Schubkraft von dreihunderttausend

Tonnen. Dann könnten wir der

Erdanziehungskraft entkommen und

zwischen den Jupitermonden navigieren.«

Captain Clark

Vorbereitung, Dreharbeiten, Nachproduktion und eine begrenzte Werbereise (Zwei Fliegen später war gleichzeitig in den meisten europäischen Hauptstädten herausgekommen, aber ich beschränkte mich auf Frankreich und Deutschland): Insgesamt war ich über ein Jahr lang fort gewesen.
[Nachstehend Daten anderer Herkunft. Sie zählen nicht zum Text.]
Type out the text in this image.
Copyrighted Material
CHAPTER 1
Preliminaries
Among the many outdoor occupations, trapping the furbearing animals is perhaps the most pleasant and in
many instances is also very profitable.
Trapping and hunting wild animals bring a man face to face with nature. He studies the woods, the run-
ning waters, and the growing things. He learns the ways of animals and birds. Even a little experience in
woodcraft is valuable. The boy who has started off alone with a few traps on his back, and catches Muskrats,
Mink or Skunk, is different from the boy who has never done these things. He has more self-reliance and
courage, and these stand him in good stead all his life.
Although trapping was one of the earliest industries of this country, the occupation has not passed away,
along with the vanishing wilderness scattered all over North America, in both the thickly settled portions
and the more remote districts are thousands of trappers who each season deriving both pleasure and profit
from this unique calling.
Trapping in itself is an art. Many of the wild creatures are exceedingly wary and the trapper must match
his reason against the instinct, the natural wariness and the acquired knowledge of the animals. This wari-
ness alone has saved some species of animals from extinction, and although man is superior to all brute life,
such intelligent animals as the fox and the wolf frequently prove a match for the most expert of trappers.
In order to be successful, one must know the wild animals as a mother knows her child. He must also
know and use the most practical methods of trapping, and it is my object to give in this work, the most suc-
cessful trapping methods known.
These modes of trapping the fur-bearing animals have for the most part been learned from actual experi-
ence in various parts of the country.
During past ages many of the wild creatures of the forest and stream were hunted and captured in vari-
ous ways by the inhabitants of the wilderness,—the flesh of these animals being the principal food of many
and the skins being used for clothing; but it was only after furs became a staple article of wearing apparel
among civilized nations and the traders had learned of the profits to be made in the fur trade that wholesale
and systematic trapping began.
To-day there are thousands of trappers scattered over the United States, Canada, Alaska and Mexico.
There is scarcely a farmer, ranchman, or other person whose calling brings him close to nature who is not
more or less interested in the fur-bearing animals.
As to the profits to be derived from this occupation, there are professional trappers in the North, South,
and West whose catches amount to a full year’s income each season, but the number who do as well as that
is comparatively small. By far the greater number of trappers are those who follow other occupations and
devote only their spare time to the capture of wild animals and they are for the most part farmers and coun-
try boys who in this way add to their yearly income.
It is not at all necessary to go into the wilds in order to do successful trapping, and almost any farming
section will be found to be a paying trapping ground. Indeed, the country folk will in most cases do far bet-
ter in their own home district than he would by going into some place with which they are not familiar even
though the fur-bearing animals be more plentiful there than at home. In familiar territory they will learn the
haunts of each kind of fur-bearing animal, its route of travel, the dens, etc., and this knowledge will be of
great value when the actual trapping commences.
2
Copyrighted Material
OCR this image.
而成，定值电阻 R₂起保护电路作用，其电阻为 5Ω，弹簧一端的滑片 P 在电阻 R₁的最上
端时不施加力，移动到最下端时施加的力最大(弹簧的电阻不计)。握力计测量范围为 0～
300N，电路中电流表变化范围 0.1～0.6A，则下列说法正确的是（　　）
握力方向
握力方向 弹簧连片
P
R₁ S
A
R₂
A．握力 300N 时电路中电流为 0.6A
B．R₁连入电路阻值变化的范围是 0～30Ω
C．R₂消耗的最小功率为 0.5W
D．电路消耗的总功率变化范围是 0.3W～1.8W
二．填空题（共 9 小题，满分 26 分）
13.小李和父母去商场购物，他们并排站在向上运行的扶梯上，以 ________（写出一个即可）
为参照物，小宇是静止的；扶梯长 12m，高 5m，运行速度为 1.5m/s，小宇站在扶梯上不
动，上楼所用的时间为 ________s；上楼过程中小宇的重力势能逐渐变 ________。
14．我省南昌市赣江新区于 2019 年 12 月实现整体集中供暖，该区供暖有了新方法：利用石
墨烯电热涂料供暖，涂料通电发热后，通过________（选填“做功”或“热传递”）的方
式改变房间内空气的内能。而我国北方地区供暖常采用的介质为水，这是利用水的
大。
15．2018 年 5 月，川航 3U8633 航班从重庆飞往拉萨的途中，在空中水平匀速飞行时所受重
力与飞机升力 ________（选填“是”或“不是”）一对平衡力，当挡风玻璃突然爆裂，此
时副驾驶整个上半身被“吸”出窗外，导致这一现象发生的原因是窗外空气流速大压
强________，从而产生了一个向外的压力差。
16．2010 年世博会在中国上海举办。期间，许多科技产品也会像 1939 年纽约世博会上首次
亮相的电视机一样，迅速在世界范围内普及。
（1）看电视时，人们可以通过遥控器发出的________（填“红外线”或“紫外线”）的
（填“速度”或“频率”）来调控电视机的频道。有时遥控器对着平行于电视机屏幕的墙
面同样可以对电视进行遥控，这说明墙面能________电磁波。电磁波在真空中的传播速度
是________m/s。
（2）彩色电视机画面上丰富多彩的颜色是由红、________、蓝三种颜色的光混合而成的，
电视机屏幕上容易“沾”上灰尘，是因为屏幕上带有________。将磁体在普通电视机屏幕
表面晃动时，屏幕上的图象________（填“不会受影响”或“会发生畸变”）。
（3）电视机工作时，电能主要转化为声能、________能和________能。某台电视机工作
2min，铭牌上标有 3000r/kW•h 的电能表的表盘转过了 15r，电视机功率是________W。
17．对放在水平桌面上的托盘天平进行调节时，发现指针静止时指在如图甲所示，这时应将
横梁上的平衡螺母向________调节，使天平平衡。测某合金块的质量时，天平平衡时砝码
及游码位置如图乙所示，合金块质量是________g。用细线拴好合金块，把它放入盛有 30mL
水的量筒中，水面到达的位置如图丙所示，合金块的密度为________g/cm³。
Die erste Überraschung erwartete mich auf dem Flughafen von Almeria: Eine Gruppe von etwa fünfzig Leuten, die dicht gedrängt hinter der Absperrung in der Ankunftshalle stand, schwenkte Terminkalender, T-Shirts und Filmplakate durch die Luft. Nachdem ich die ersten Zahlen erfahren hatte, wußte ich schon, daß der Film, der in Paris mehr oder weniger ignoriert worden war, in Madrid — sowie in London, Rom und Berlin übrigens — Stürme der Begeisterung ausgelöst hatte; ich war in Europa zu einem Star geworden.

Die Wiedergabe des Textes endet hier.